A copy of the annual financial statements must be attached to the annual return, with an auditors’ report required for all companies and a Management Report where this is required. The documents filed with the Registrar of Companies must be in Greek (or Turkish) and are open to public inspection. By concession, the financial statements filed with the Annual Return may be in English.
iii. Financial Statements
Financial Statements must be prepared by all Cyprus incorporated companies once a year and presented at the shareholders’ Annual General Meeting. The financial accounts must be kept at the company’s registered office or at a place chosen by the directors.
They may be in any language, but it is necessary to keep either a Greek or English translation with the Registrar of Companies as an attachment to the company’s Annual Return.
The accounting period should be for twelve months ending on any date decided upon by the directors.
Financial Statements should be prepared in accordance with International Financial Reporting Standards (IFRS) as adopted by the EU and International Financial Reporting Standards as issued by the IASB and should comply with the Companies Law, Cap. 113.
The Accounting year-end is deemed to be 31 December, unless notice of another date is given.
Small companies are subject to certain conditions, exempt from the obligation to prepare Management Report.

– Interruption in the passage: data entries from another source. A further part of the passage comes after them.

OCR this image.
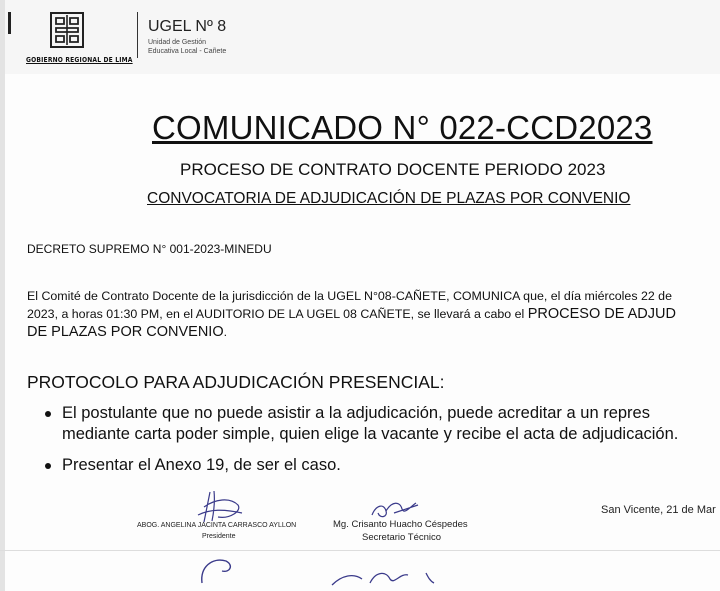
GOBIERNO REGIONAL DE LIMA
UGEL Nº 8
Unidad de Gestión
Educativa Local - Cañete
COMUNICADO N° 022-CCD2023
PROCESO DE CONTRATO DOCENTE PERIODO 2023
CONVOCATORIA DE ADJUDICACIÓN DE PLAZAS POR CONVENIO
DECRETO SUPREMO N° 001-2023-MINEDU
El Comité de Contrato Docente de la jurisdicción de la UGEL N°08-CAÑETE, COMUNICA que, el día miércoles 22 de
2023, a horas 01:30 PM, en el AUDITORIO DE LA UGEL 08 CAÑETE, se llevará a cabo el PROCESO DE ADJUD
DE PLAZAS POR CONVENIO.
PROTOCOLO PARA ADJUDICACIÓN PRESENCIAL:
El postulante que no puede asistir a la adjudicación, puede acreditar a un repres
mediante carta poder simple, quien elige la vacante y recibe el acta de adjudicación.
Presentar el Anexo 19, de ser el caso.
ABOG. ANGELINA JACINTA CARRASCO AYLLON
Presidente
Mg. Crisanto Huacho Céspedes
Secretario Técnico
San Vicente, 21 de Mar
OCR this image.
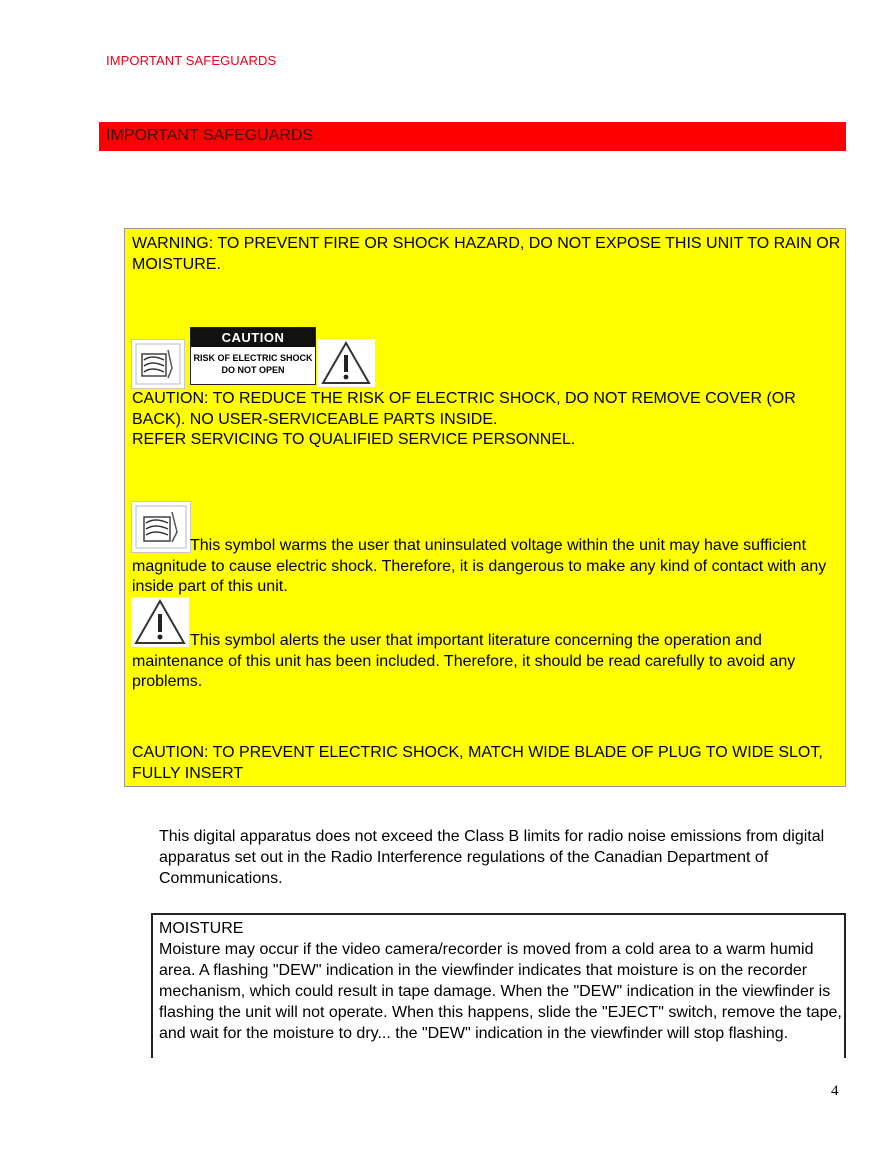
IMPORTANT SAFEGUARDS
IMPORTANT SAFEGUARDS
WARNING: TO PREVENT FIRE OR SHOCK HAZARD, DO NOT EXPOSE THIS UNIT TO RAIN OR MOISTURE.
CAUTION
RISK OF ELECTRIC SHOCK
DO NOT OPEN
CAUTION: TO REDUCE THE RISK OF ELECTRIC SHOCK, DO NOT REMOVE COVER (OR BACK). NO USER-SERVICEABLE PARTS INSIDE.
REFER SERVICING TO QUALIFIED SERVICE PERSONNEL.
This symbol warms the user that uninsulated voltage within the unit may have sufficient magnitude to cause electric shock. Therefore, it is dangerous to make any kind of contact with any inside part of this unit.
This symbol alerts the user that important literature concerning the operation and maintenance of this unit has been included. Therefore, it should be read carefully to avoid any problems.
CAUTION: TO PREVENT ELECTRIC SHOCK, MATCH WIDE BLADE OF PLUG TO WIDE SLOT, FULLY INSERT
This digital apparatus does not exceed the Class B limits for radio noise emissions from digital apparatus set out in the Radio Interference regulations of the Canadian Department of Communications.
MOISTURE
Moisture may occur if the video camera/recorder is moved from a cold area to a warm humid area. A flashing "DEW" indication in the viewfinder indicates that moisture is on the recorder mechanism, which could result in tape damage. When the "DEW" indication in the viewfinder is flashing the unit will not operate. When this happens, slide the "EJECT" switch, remove the tape, and wait for the moisture to dry... the "DEW" indication in the viewfinder will stop flashing.
4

iv. Consolidated Financial Statements
If a Cyprus company is holding subsidiaries, it is required to prepare consolidated financial statements. The following exemptions apply:
- Small and medium sized groups may be exempt from the obligations to draw up consolidated financial accounts (Note: The exemptions from consolidation in the cases of (i) severe and long-term restrictions, (ii) disproportionate cost or undue delay and (iii) held exclusively with the view to subsequent sell, as these were provided by the previous Law have been abolished).
- Groups of companies, the holding or mother companies of which publish consolidated financial accounts on the basis of Generally Accepted Accounting Principles, shall be exempt from the obligation to draw up consolidated financial accounts.
v. Annual Income Tax Return
Every company resident in Cyprus for tax purposes is required to complete and submit an annual Income Tax Return (TD4) to the Department of Inland Revenue (Cyprus Income Tax Office, CITO). The annual Tax Return for all Cyprus companies (including small companies) should be based on the Company’s standalone financial statements.
Cyprus Tax Laws require the TD4 to be based on the Company’s audited financial statements and be accompanied by an Auditor’s Confirmation of compliance.
vi. Audit of Financial Statements
Last but not least is the Audit of Financial Statements. The Financial Statements of all Cyprus companies have to be audited by an independent auditor or auditors.
The audit methodology used by the Cyprus accounting firm should comply with the International Financial Reporting Standards on Auditing (IFRS) and line up with all new standards.
Technology is unquestionably crucial for auditors as the latest computer assisted techniques and audit software are necessary for the daily accounting preparations.
Beyond the technology it is just as important to understand the clients’ businesses, procedures, risks and fraud valuation etc. so that the correct audit planning can be processed.